Cluster computing is enabled by a scheduling subsystem comprising a scheduler and agent controllers. The computations themselves are carried out on Exec Nodes.

A sharded scheduler is used in YTsaurus, so it consists of two components: the scheduler itself and the agent controllers.

The scheduler is responsible for fair distribution of resources among cluster users through the HDRF algorithm, which itself is a generalization of the fair-share algorithm. The scheduler communicates with Exec Nodes, initiating new jobs and receiving information on their completion.

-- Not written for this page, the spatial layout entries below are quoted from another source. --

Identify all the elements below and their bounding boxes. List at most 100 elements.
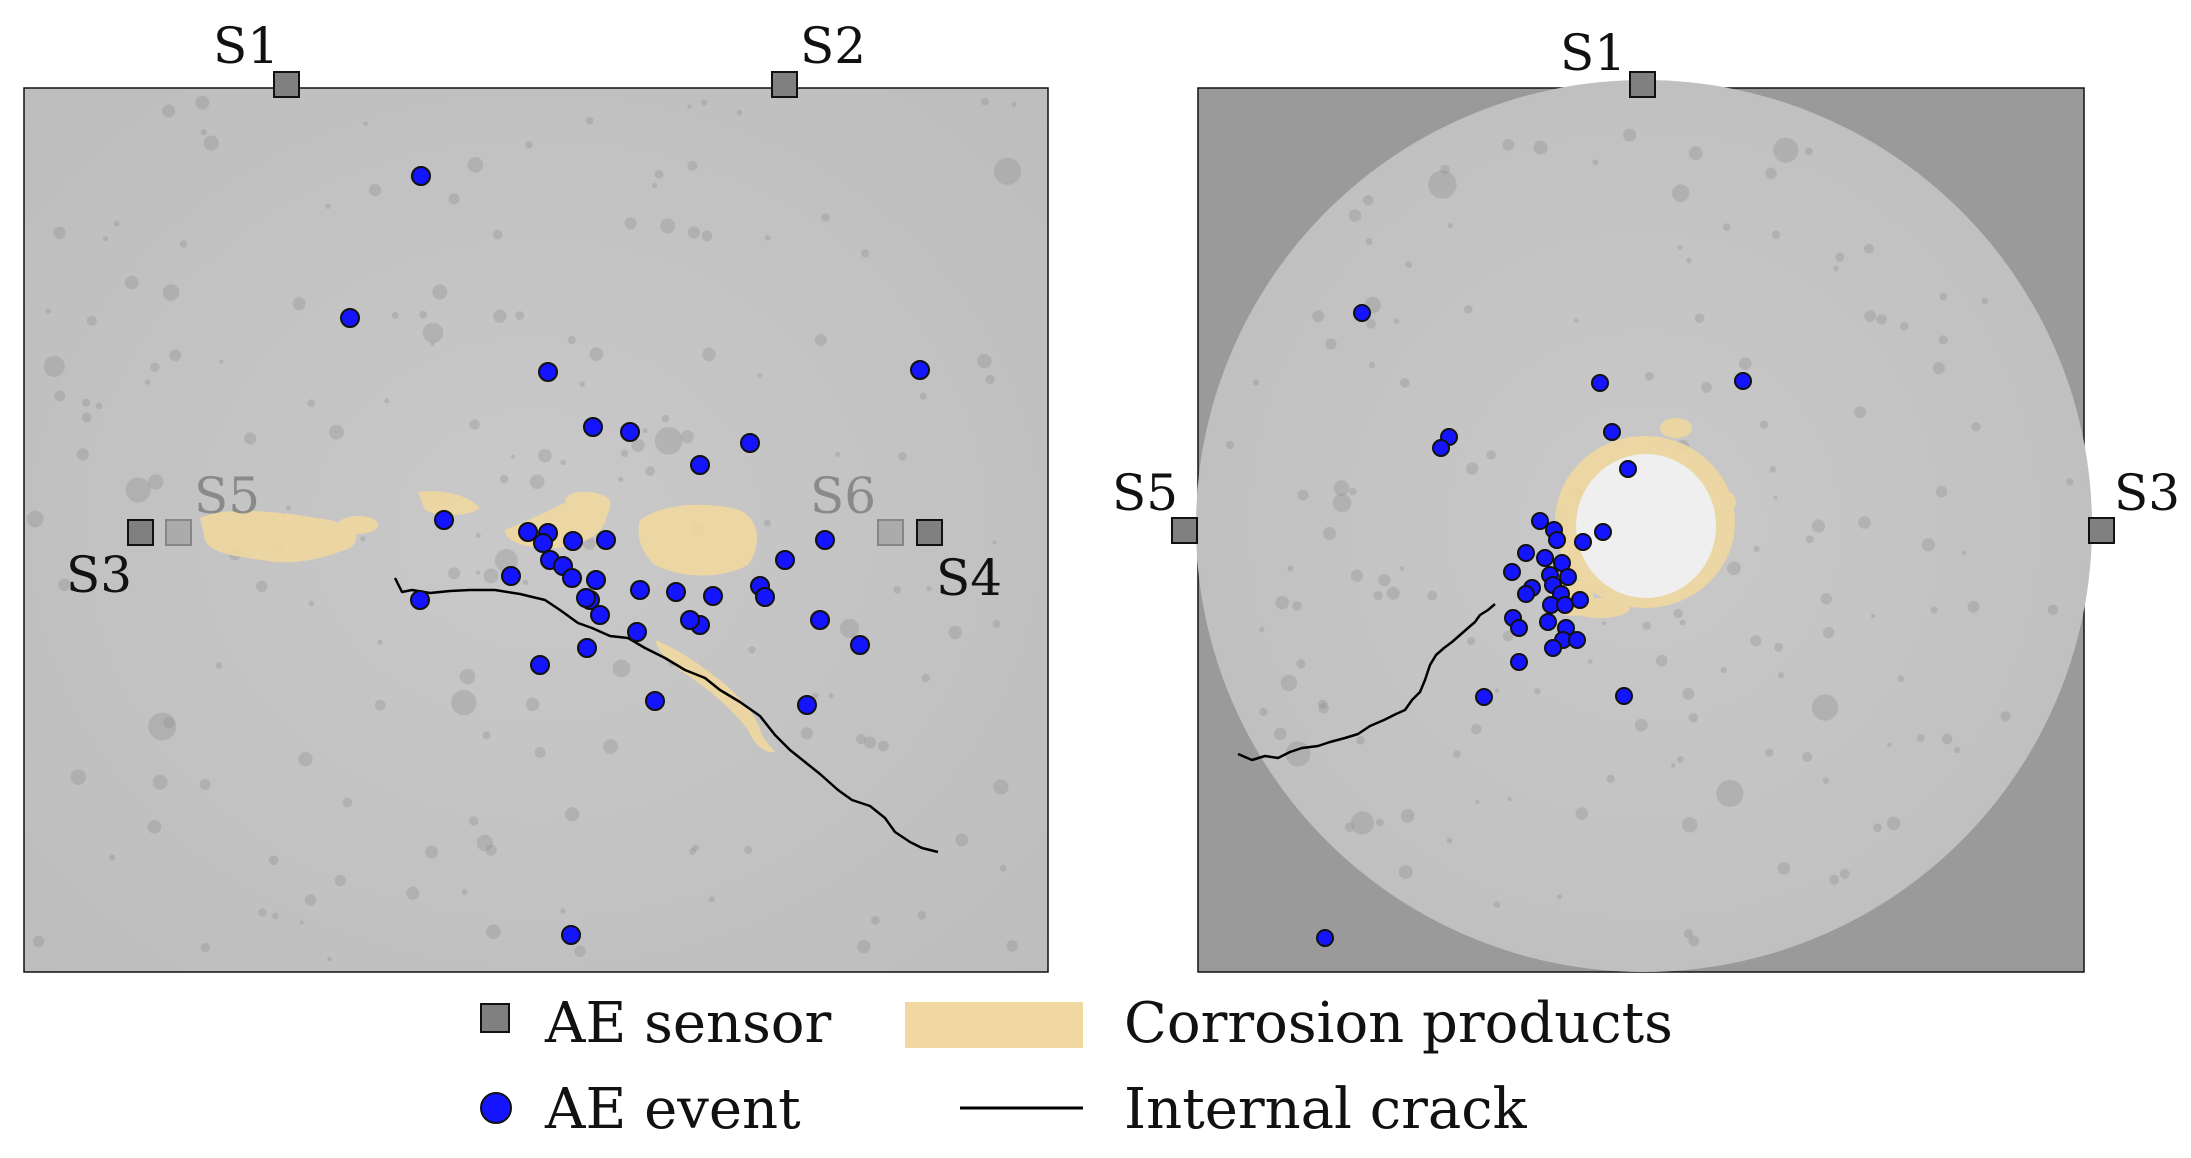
pore: [1275, 595, 1289, 610]
pore: [1829, 874, 1840, 885]
pore: [534, 746, 546, 758]
legend-sensor-icon: [480, 1003, 510, 1033]
pore: [612, 659, 631, 678]
pore: [258, 908, 267, 917]
pore: [510, 454, 516, 459]
pore: [898, 451, 907, 461]
pore: [1822, 777, 1830, 784]
pore: [1727, 561, 1741, 576]
pore: [1006, 940, 1018, 952]
pore: [1405, 261, 1413, 268]
pore: [1778, 672, 1785, 679]
ae-event: [1510, 653, 1528, 671]
ae-event: [1539, 613, 1557, 631]
pore: [926, 586, 932, 592]
pore: [1356, 736, 1365, 745]
pore: [148, 474, 164, 490]
left-sensor-s5: [165, 519, 192, 546]
ae-event: [562, 568, 582, 588]
pore: [1870, 614, 1875, 618]
pore: [687, 226, 700, 239]
pore: [81, 398, 91, 407]
pore: [493, 309, 507, 323]
pore: [203, 135, 219, 151]
pore: [469, 816, 479, 826]
pore: [102, 236, 109, 242]
pore: [1592, 159, 1599, 166]
pore: [985, 374, 995, 384]
pore: [1932, 362, 1945, 375]
pore: [360, 536, 366, 542]
ae-event: [577, 638, 597, 658]
pore: [631, 438, 645, 453]
pore: [1642, 621, 1652, 630]
pore: [1716, 779, 1744, 807]
pore: [1753, 545, 1760, 552]
pore: [169, 349, 182, 362]
pore: [86, 315, 97, 326]
pore: [1225, 440, 1234, 450]
pore: [461, 888, 468, 895]
left-panel: S1 S2 S3 S5 S6 S4: [23, 17, 1049, 973]
pore: [1887, 742, 1892, 748]
pore: [54, 390, 66, 402]
pore: [1765, 167, 1777, 179]
pore: [744, 845, 753, 855]
pore: [1941, 733, 1953, 745]
right-ae-events: [1316, 304, 1752, 947]
pore: [1440, 164, 1450, 175]
pore: [1671, 184, 1690, 202]
pore: [1333, 480, 1350, 496]
pore: [661, 414, 670, 423]
pore: [162, 104, 176, 118]
pore: [486, 924, 501, 939]
ae-event: [620, 422, 640, 442]
pore: [1400, 809, 1415, 823]
pore: [654, 427, 683, 455]
pore: [1447, 223, 1453, 229]
pore: [2047, 604, 2059, 616]
pore: [1344, 822, 1355, 832]
pore: [1373, 591, 1383, 601]
pore: [1777, 862, 1791, 875]
pore: [1900, 322, 1909, 331]
legend-corrosion-swatch: [905, 1002, 1083, 1048]
pore: [469, 419, 480, 430]
pore: [765, 235, 771, 241]
pore: [425, 845, 438, 859]
ae-event: [576, 588, 596, 608]
pore: [256, 580, 268, 593]
pore: [1935, 485, 1948, 498]
pore: [1673, 608, 1684, 618]
ae-event: [815, 530, 835, 550]
pore: [748, 646, 756, 654]
ae-event: [1568, 631, 1586, 649]
right-label-s5: S5: [1112, 464, 1178, 522]
right-panel: S1 S5 S3: [1112, 24, 2180, 973]
ae-event: [1432, 439, 1450, 457]
left-label-s6: S6: [810, 467, 876, 525]
pore: [58, 578, 71, 591]
pore: [1348, 209, 1362, 222]
pore: [1739, 357, 1752, 370]
pore: [654, 169, 664, 179]
pore: [1259, 707, 1268, 717]
pore: [45, 308, 52, 314]
pore: [864, 736, 877, 749]
pore: [1774, 643, 1783, 652]
pore: [1917, 734, 1925, 742]
pore: [1759, 420, 1769, 429]
pore: [422, 322, 444, 344]
pore: [1864, 243, 1874, 254]
pore: [579, 381, 585, 387]
pore: [1701, 381, 1712, 393]
pore: [200, 942, 211, 953]
ae-event: [1594, 523, 1612, 541]
legend: AE sensor AE event Corrosion products In…: [480, 991, 1673, 1142]
pore: [1688, 935, 1700, 947]
pore: [800, 727, 814, 740]
left-label-s4: S4: [936, 549, 1002, 607]
ae-event: [518, 522, 538, 542]
pore: [451, 690, 477, 716]
pore: [839, 618, 860, 638]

At any given moment, the cluster has only one active scheduler, which is responsible for allocating resources and initiating jobs. To ensure fault tolerance, we recommend running multiple schedulers within the same cluster. In this case, only one scheduler is active, with the rest being on standby in case it fails. The scheduler is a stateless component, because part of its state (like the list of all active jobs) is transient. The persistent part, such as the descriptions of currently running operations, is stored on masters in Cypress.

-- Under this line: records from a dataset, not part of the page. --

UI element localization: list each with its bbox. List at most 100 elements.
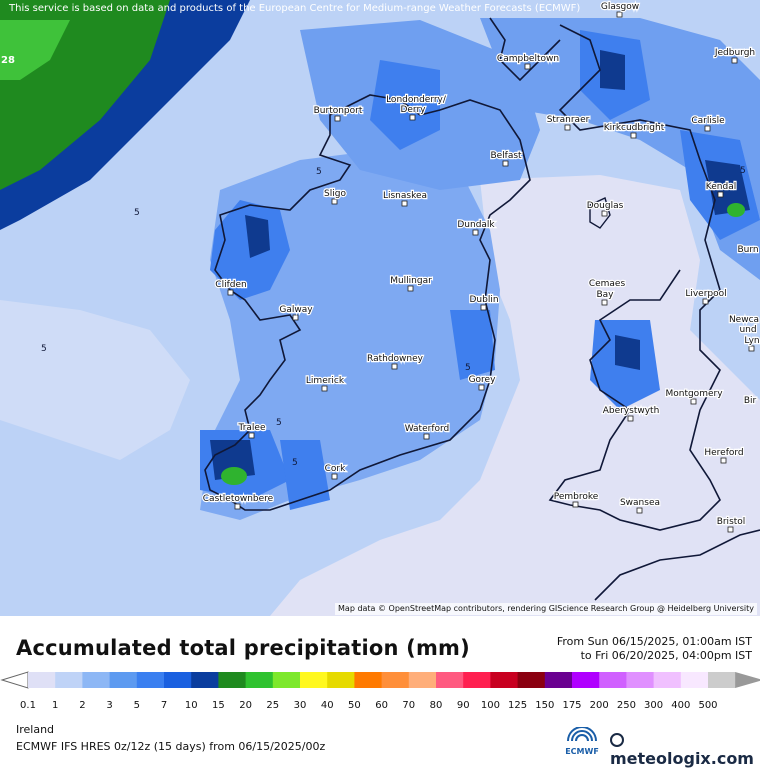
city-marker [601, 210, 608, 217]
city-label[interactable]: Kirkcudbright [603, 122, 666, 134]
city-label[interactable]: Lisnaskea [382, 190, 428, 202]
city-label[interactable]: Clifden [214, 279, 248, 291]
city-label[interactable]: Douglas [586, 200, 625, 212]
legend-swatch [218, 672, 247, 688]
city-label[interactable]: Cemaes [588, 278, 627, 290]
city-label[interactable]: Jedburgh [713, 47, 757, 59]
legend-tick-label: 250 [617, 700, 636, 711]
legend-swatch [490, 672, 519, 688]
city-label[interactable]: Aberystwyth [602, 405, 661, 417]
city-label[interactable]: und [738, 324, 758, 336]
city-label[interactable]: Castletownbere [202, 493, 275, 505]
ecmwf-logo[interactable]: ECMWF [560, 726, 604, 757]
city-label[interactable]: Newca [728, 314, 760, 326]
legend-swatch [245, 672, 274, 688]
precipitation-map[interactable]: 5 5 5 5 5 5 5 28 Glasgow Jedburgh Campbelt… [0, 0, 760, 616]
city-label[interactable]: Bay [595, 289, 615, 301]
city-marker [524, 63, 531, 70]
city-marker [702, 298, 709, 305]
model-info: ECMWF IFS HRES 0z/12z (15 days) from 06/… [16, 740, 326, 753]
legend-tick-label: 300 [644, 700, 663, 711]
legend-swatch [680, 672, 709, 688]
city-label[interactable]: Carlisle [690, 115, 726, 127]
city-marker [572, 501, 579, 508]
legend-tick-label: 20 [239, 700, 252, 711]
city-label[interactable]: Sligo [323, 188, 348, 200]
city-label[interactable]: Dundalk [456, 219, 496, 231]
city-marker [627, 415, 634, 422]
city-marker [748, 345, 755, 352]
legend-swatch [55, 672, 83, 688]
city-label[interactable]: Dublin [468, 294, 499, 306]
city-label[interactable]: Pembroke [553, 491, 600, 503]
city-label[interactable]: Swansea [619, 497, 661, 509]
legend-tick-label: 10 [185, 700, 198, 711]
legend-tick-label: 125 [508, 700, 527, 711]
city-label[interactable]: Derry [399, 104, 427, 116]
city-label[interactable]: Burn [736, 244, 760, 256]
legend-swatch [572, 672, 600, 688]
legend-tick-label: 175 [562, 700, 581, 711]
city-label[interactable]: Bir [743, 395, 758, 407]
edge-value-label: 28 [1, 55, 15, 66]
city-marker [727, 526, 734, 533]
city-marker [401, 200, 408, 207]
legend-swatch [82, 672, 111, 688]
city-label[interactable]: Rathdowney [366, 353, 425, 365]
legend-tick-label: 80 [430, 700, 443, 711]
legend-swatch [136, 672, 165, 688]
map-attribution[interactable]: Map data © OpenStreetMap contributors, r… [335, 603, 757, 615]
city-marker [478, 384, 485, 391]
legend-swatch [599, 672, 627, 688]
contour-label: 5 [292, 458, 298, 468]
contour-label: 5 [134, 208, 140, 218]
contour-label: 5 [465, 363, 471, 373]
city-label[interactable]: Glasgow [600, 1, 641, 13]
ecmwf-banner: This service is based on data and produc… [9, 3, 581, 14]
city-label[interactable]: Stranraer [545, 114, 590, 126]
legend-swatch [463, 672, 491, 688]
city-label[interactable]: Tralee [236, 422, 267, 434]
legend-tick-label: 50 [348, 700, 361, 711]
legend-tick-label: 7 [161, 700, 167, 711]
city-label[interactable]: Kendal [705, 181, 738, 193]
city-label[interactable]: Waterford [404, 423, 451, 435]
city-label[interactable]: Liverpool [684, 288, 728, 300]
legend-arrow-right [735, 672, 760, 688]
meteologix-logo[interactable]: meteologix.com [610, 730, 760, 768]
city-label[interactable]: Montgomery [664, 388, 724, 400]
city-marker [690, 398, 697, 405]
chart-title: Accumulated total precipitation (mm) [16, 636, 470, 660]
legend-tick-label: 70 [402, 700, 415, 711]
city-markers: Glasgow Jedburgh Campbeltown Burtonport Lond… [202, 1, 760, 533]
city-marker [407, 285, 414, 292]
city-label[interactable]: Burtonport [312, 105, 364, 117]
city-label[interactable]: Hereford [703, 447, 745, 459]
city-marker [321, 385, 328, 392]
legend-swatch [626, 672, 655, 688]
contour-label: 5 [740, 166, 746, 176]
city-label[interactable]: Galway [278, 304, 314, 316]
city-marker [731, 57, 738, 64]
legend-swatch [164, 672, 192, 688]
city-label[interactable]: Bristol [715, 516, 746, 528]
legend-swatch [300, 672, 328, 688]
city-label[interactable]: Mullingar [389, 275, 433, 287]
city-marker [227, 289, 234, 296]
legend-swatch [708, 672, 736, 688]
city-label[interactable]: Belfast [489, 150, 523, 162]
legend-swatch [381, 672, 410, 688]
legend-tick-label: 90 [457, 700, 470, 711]
legend-tick-label: 500 [698, 700, 717, 711]
city-label[interactable]: Cork [323, 463, 347, 475]
legend-tick-label: 150 [535, 700, 554, 711]
city-label[interactable]: Londonderry/ [385, 94, 448, 106]
city-label[interactable]: Lyn [743, 335, 760, 347]
legend-tick-label: 2 [79, 700, 85, 711]
city-label[interactable]: Campbeltown [496, 53, 561, 65]
legend-tick-label: 400 [671, 700, 690, 711]
date-from: From Sun 06/15/2025, 01:00am IST [556, 635, 752, 648]
contour-label: 5 [276, 418, 282, 428]
city-label[interactable]: Limerick [305, 375, 346, 387]
city-label[interactable]: Gorey [467, 374, 497, 386]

Agent controllers represent the second element of the scheduling subsystem. They are responsible for the logic behind the execution of operations. If we take the Map operation, agent controllers determine which chunks to process, how to divide the input data into jobs, which resources are needed to initiate these jobs, and how to merge job results into output tables. Meanwhile, the scheduler determines the amount of jobs that can be initiated simultaneously and the Exec Nodes they can be executed on given the user's computing quotas. Like schedulers, agent controllers are stateless components, though they store part of their state in Cypress.

Exec Nodes

Exec Nodes are directly involved in executing jobs on the cluster's computing resources. They send heartbeats to the scheduler, informing it about the initiated/completed jobs and the available resources.`` In response, Exec Nodes receive requests from the scheduler to initiate new jobs. Exec Nodes are responsible for preparing the job environment, launching containers to isolate processes, managing the lifecycle of user processes, and much more.

To function, Exec Nodes require access to the disk. First, this is necessary to create directories for initiating user processes and loading files that the user specified in the operation. Second, the disk contains a Chunk Cache and Image Cache - caches for artifacts and container images. Caches store the files that were loaded to a job for reuse in different jobs as part of one or multiple operations. Such disks don't have to be reliable: unlike masters or Data Nodes, an Exec Node losing its state results in a loss of progress only for the jobs that were executed on that node.

Tablet Nodes

Tablet Nodes are responsible for the operation of dynamic tables. Each dynamic table is divided into a set of tablets managed by tablet cells that run in a Tablet Node. Despite the fact that dynamic tables have a fairly complex persistent state, Tablet Nodes are stateless components. All necessary data is stored on Data Nodes.

YQL Agent

YQL agent instances orchestrate the execution of YQL queries, converting them into a chain of map/reduce operations.

Proxy

The entry point to a cluster is a proxy. All user queries submitted to the cluster pass through the proxy before reaching the appropriate subsystems. YTsaurus features two types of proxies: HTTP and RPC. Proxies are stateless components.

HTTP proxies accept commands as HTTP requests, which makes it easy to submit requests to YTsaurus in any programming language.

RPC proxies use the YTsaurus internal protocol, which makes working with them more complex but speeds up query processing. Using an RPC proxy is recommended for latency-critical commands with a high execution frequency, such as queries to dynamic tables.